CF kids, especially back then, were some of the funniest people I’ve ever met
We didn’t really get a choice. When you grow up with a chronic, progressive illness—when every appointment comes with a new baseline and your lifespan is a subject of speculation—you get fast at dark jokes.
We were sarcastic, sharp, borderline feral. We made nurses laugh when we couldn’t breathe. We turned mucus into punchlines. We treated medical supply closets like backstages.
That humor wasn’t a coping mechanism. It was a language. And for a lot of us, it was the only way to make anyone listen.
The humor still gets me in trouble often enough. Students don’t get it, colleagues look at me askance, others think me crude. How do “normal” people communicate?
A lot of those kids never made it to adulthood.
I don’t make new CF friends anymore. I keep to the dwindled few still around from then.
CF is better now—but “better” is weird, too
Advances in treatment have changed everything. Survival has improved. Expectations are different. I’m grateful for that, truly.
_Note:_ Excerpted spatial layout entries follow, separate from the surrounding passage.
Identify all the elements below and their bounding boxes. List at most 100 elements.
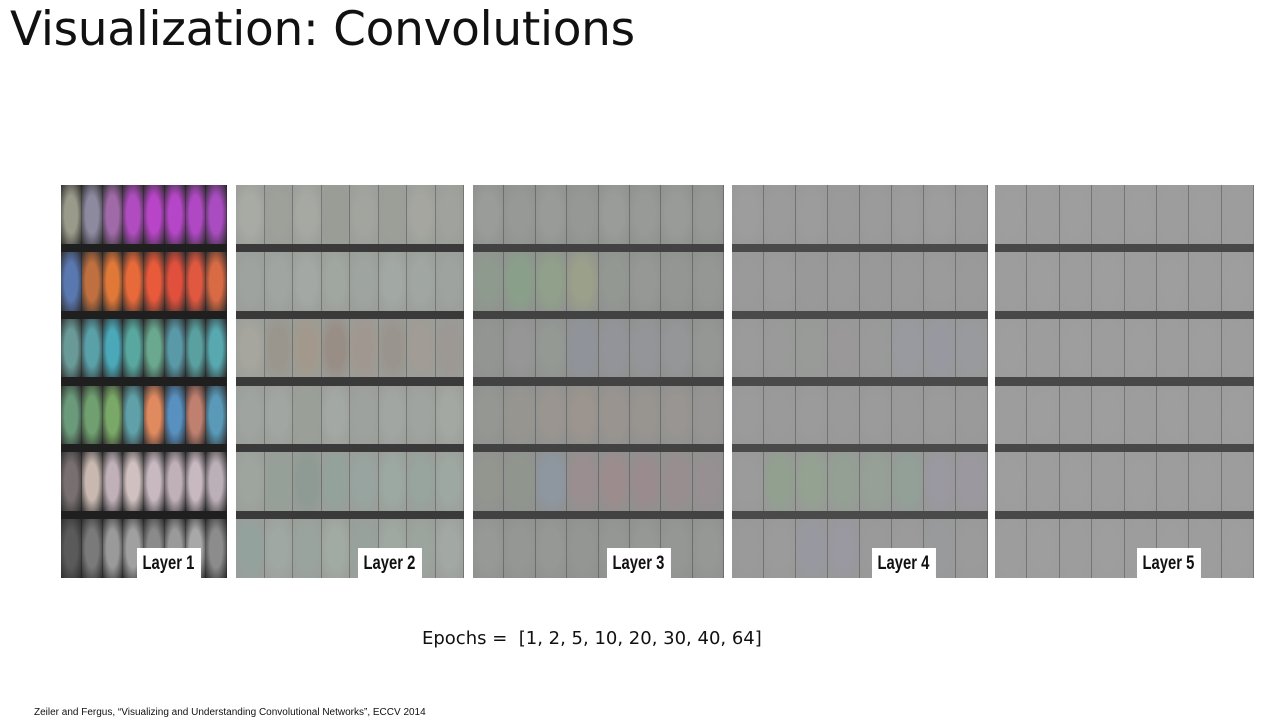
filter-tile	[61, 519, 82, 578]
filter-tile	[764, 519, 796, 578]
filter-tile	[435, 318, 464, 378]
filter-tile	[732, 519, 764, 578]
filter-tile	[206, 251, 227, 311]
layer-4-panel: Layer 4	[732, 185, 988, 578]
filter-tile	[81, 452, 103, 512]
filter-tile	[1124, 318, 1157, 378]
layer-2-panel: Layer 2	[236, 185, 464, 578]
filter-tile	[598, 385, 630, 445]
filter-tile	[692, 251, 724, 311]
filter-tile	[892, 185, 924, 244]
filter-tile	[860, 318, 892, 378]
filter-tile	[123, 185, 144, 244]
filter-tile	[236, 452, 265, 512]
filter-tile	[206, 185, 227, 244]
filter-tile	[535, 385, 568, 445]
layer-3-row	[473, 385, 724, 445]
filter-tile	[1124, 452, 1157, 512]
filter-tile	[732, 251, 764, 311]
layer-2-row	[236, 318, 464, 378]
filter-tile	[321, 185, 350, 244]
layer-4-row	[732, 385, 988, 445]
filter-tile	[164, 452, 186, 512]
layer-5-row	[995, 452, 1254, 512]
filter-tile	[956, 452, 988, 512]
filter-tile	[102, 519, 124, 578]
filter-tile	[1059, 251, 1093, 311]
layer-4-row	[732, 452, 988, 512]
layer-3-row	[473, 185, 724, 244]
filter-tile	[1027, 318, 1060, 378]
filter-tile	[504, 318, 536, 378]
filter-tile	[860, 251, 892, 311]
filter-tile	[435, 519, 464, 578]
filter-tile	[567, 452, 599, 512]
filter-tile	[473, 385, 505, 445]
filter-tile	[321, 318, 350, 378]
filter-tile	[350, 185, 379, 244]
filter-tile	[350, 251, 379, 311]
filter-tile	[1027, 385, 1060, 445]
filter-tile	[796, 185, 828, 244]
filter-tile	[629, 251, 662, 311]
filter-tile	[81, 251, 103, 311]
filter-tile	[661, 251, 693, 311]
filter-tile	[504, 385, 536, 445]
filter-tile	[435, 385, 464, 445]
filter-tile	[924, 318, 956, 378]
filter-tile	[350, 385, 379, 445]
filter-tile	[378, 185, 407, 244]
filter-tile	[1092, 251, 1125, 311]
filter-tile	[567, 251, 599, 311]
filter-tile	[293, 385, 322, 445]
layer-4-row	[732, 318, 988, 378]
filter-tile	[435, 452, 464, 512]
filter-tile	[828, 452, 860, 512]
layer-3-row	[473, 519, 724, 578]
filter-tile	[102, 385, 124, 445]
filter-tile	[661, 385, 693, 445]
filter-tile	[598, 318, 630, 378]
slide-title: Visualization: Convolutions	[10, 2, 635, 57]
filter-tile	[598, 452, 630, 512]
layer-1-row	[61, 251, 227, 311]
layer-4-row	[732, 185, 988, 244]
filter-tile	[661, 185, 693, 244]
filter-tile	[956, 519, 988, 578]
filter-tile	[1156, 318, 1190, 378]
layer-3-row	[473, 318, 724, 378]
filter-tile	[1189, 318, 1222, 378]
filter-tile	[995, 185, 1028, 244]
filter-tile	[629, 185, 662, 244]
filter-tile	[956, 318, 988, 378]
filter-tile	[796, 385, 828, 445]
filter-tile	[1027, 185, 1060, 244]
filter-tile	[1221, 519, 1254, 578]
filter-tile	[206, 318, 227, 378]
filter-tile	[185, 385, 207, 445]
filter-tile	[1221, 452, 1254, 512]
filter-tile	[796, 452, 828, 512]
filter-tile	[860, 185, 892, 244]
filter-tile	[1027, 452, 1060, 512]
filter-tile	[144, 452, 165, 512]
layer-3-row	[473, 251, 724, 311]
filter-tile	[185, 452, 207, 512]
filter-tile	[956, 385, 988, 445]
filter-tile	[102, 452, 124, 512]
filter-tile	[264, 185, 293, 244]
filter-tile	[629, 452, 662, 512]
filter-tile	[535, 185, 568, 244]
filter-tile	[1221, 385, 1254, 445]
filter-tile	[164, 385, 186, 445]
layer-2-row	[236, 185, 464, 244]
filter-tile	[1156, 251, 1190, 311]
filter-tile	[81, 519, 103, 578]
filter-tile	[164, 251, 186, 311]
filter-tile	[164, 318, 186, 378]
filter-tile	[1124, 251, 1157, 311]
filter-tile	[1189, 185, 1222, 244]
filter-tile	[764, 318, 796, 378]
filter-tile	[956, 185, 988, 244]
filter-tile	[61, 385, 82, 445]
But sometimes the dissonance is real.
I was raised to expect a shortened future. So I didn’t plan for a long one. I thought I’d have a clever obituary by 30, not a 403b. Not back pain and bed around 10pm. Not a house payment.
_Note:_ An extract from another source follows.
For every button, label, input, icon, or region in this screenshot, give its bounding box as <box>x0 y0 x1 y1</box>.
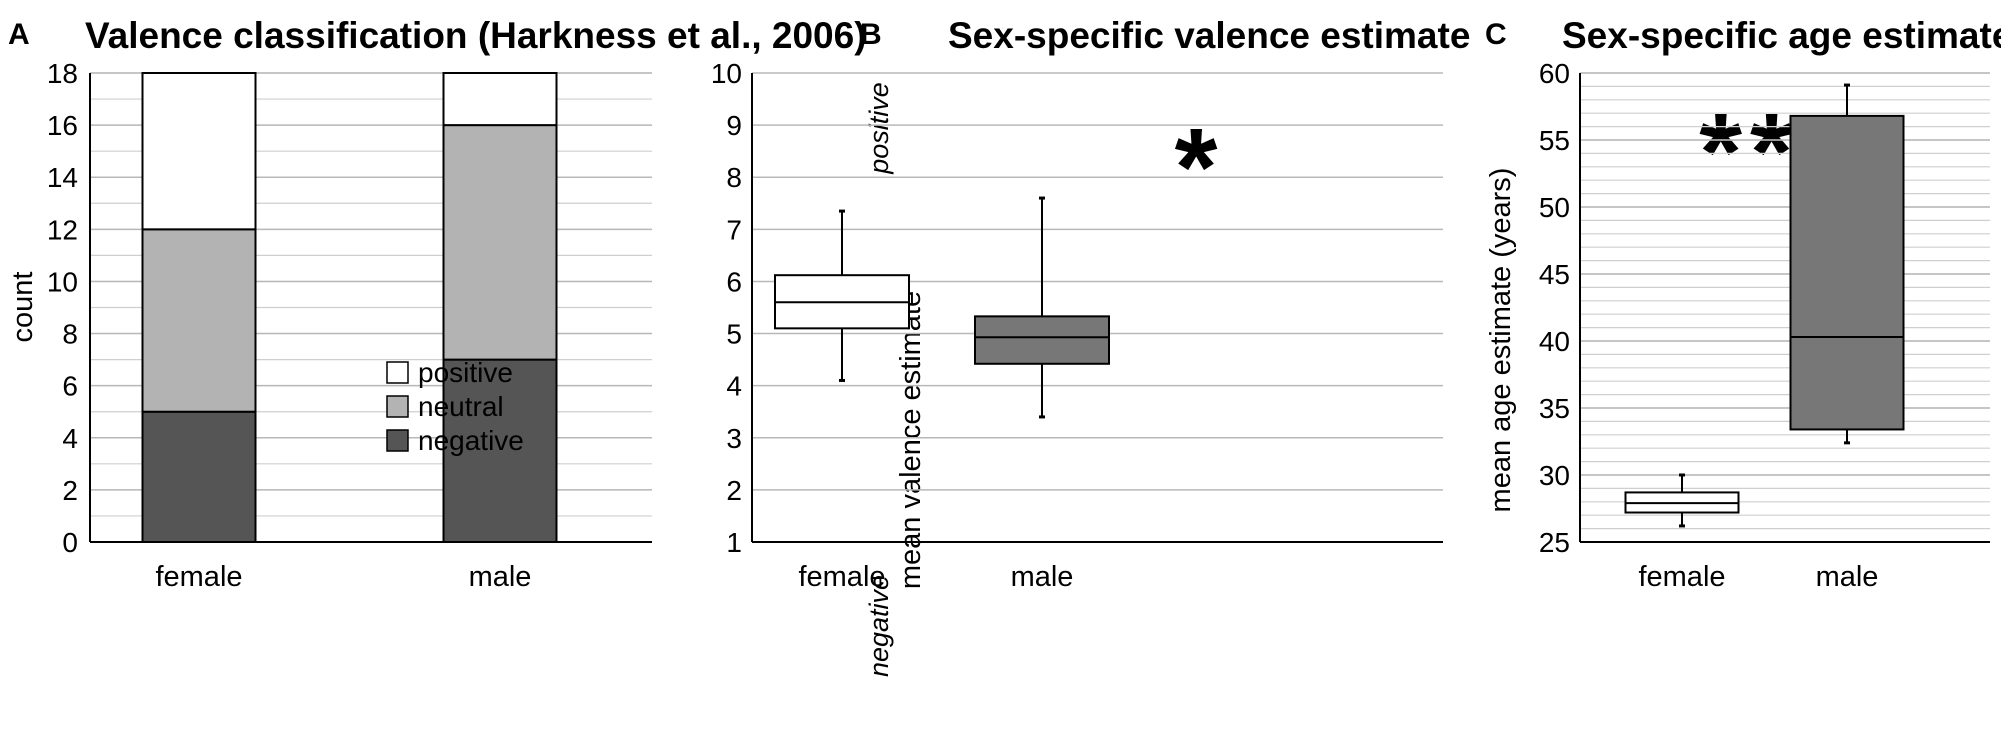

Turning 40 doesn’t just feel strange—it feels like trespassing into someone else’s version of adulthood. The kind where people talk about retirement, kids, timelines. And I’m over here thinking about how wild it is I’ve had the same lungs for four decades.
Some side effects are more abstract
Like infertility. CF boys—most of us—are born without a vas deferens. It’s a built-in boundary. It doesn’t hurt. It’s just… not there. Natural vasectomy. I have male friends who are jealous knowing that, given they had to go for surgery.
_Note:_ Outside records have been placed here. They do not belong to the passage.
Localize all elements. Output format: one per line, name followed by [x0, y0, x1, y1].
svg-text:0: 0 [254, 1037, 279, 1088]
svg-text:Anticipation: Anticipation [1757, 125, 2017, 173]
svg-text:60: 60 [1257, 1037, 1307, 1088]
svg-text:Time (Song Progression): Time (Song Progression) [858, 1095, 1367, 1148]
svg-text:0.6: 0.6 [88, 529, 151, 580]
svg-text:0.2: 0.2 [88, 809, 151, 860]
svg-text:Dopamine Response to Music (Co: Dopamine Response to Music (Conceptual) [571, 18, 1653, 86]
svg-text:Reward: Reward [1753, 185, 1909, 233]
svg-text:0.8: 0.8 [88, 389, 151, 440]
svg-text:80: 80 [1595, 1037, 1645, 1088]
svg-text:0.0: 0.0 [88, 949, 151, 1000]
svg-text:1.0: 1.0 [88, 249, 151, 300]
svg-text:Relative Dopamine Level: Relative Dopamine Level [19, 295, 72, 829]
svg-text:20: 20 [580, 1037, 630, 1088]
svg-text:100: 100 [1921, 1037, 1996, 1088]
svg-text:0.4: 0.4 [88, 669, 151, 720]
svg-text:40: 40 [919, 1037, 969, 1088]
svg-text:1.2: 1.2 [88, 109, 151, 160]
For most of my adult life, that’s felt like a low-stakes blessing. No worry about passing on the gene. No need for decisions I didn’t want. It’s a default setting I never had to configure.
But still—some days, it lingers. In the abstract. The idea of parenting as a possibility that never arrived. The idea of legacy in a biological sense. Her name would be Alana Marie. It’s not grief exactly. Just the outline of a door I never got to knock on.
And even if I wanted to knock now, I live in a country where the health system doesn’t subsidize IVF—it criminalizes it. Where fetal personhood laws have made fertility treatment a legal minefield, not a medical option.
I think I’d kill for a girl.
Boys… boys are dumb. Trust me, I know.
Survival is more than staying alive
It’s figuring out who you are in the space left by everything that didn’t happen.
It’s feeling joy without guilt.
It’s honoring the people who didn’t make it.
It’s living with a timeline you never thought you’d occupy—and trying not to flinch every time the calendar turns.
So what does this have to do with public health?
Everything.
Because public health so often deals in probabilities. In outcomes. In “success stories.” But for a lot of us—especially the chronically ill, the disabled, the ones marked by early loss—just staying alive doesn’t feel like winning.
It feels like a messy miracle. A stubborn one. A political one.
I wasn’t supposed to live this long. Turning 40 with CF means outliving the charts, the studies, the whispered expectations. And yet our health system still isn’t built for that kind of survival. It rewards efficiency, not endurance. It tracks costs, not meaning. It knows how to prolong life, but not how to support it once prolonged.
We don’t just need systems that keep people breathing. We need public health that makes room for the complexity of survival—for what it means to keep going after the prognosis, to live inside borrowed time, to imagine a future even when one was never promised.
So yes, I’m 40. And I’m still here.
And that feels like a triumph, a joke, and a minor policy failure all at once.
I don’t have wisdom about it. Just a strange sense of gratitude braided with grief. And a deep, absurd love for all the people who keep living without knowing how long they’ll get to.
Thanks for being here with me. More soon.
Maybe about oral health. Maybe about rage. Definitely about systems.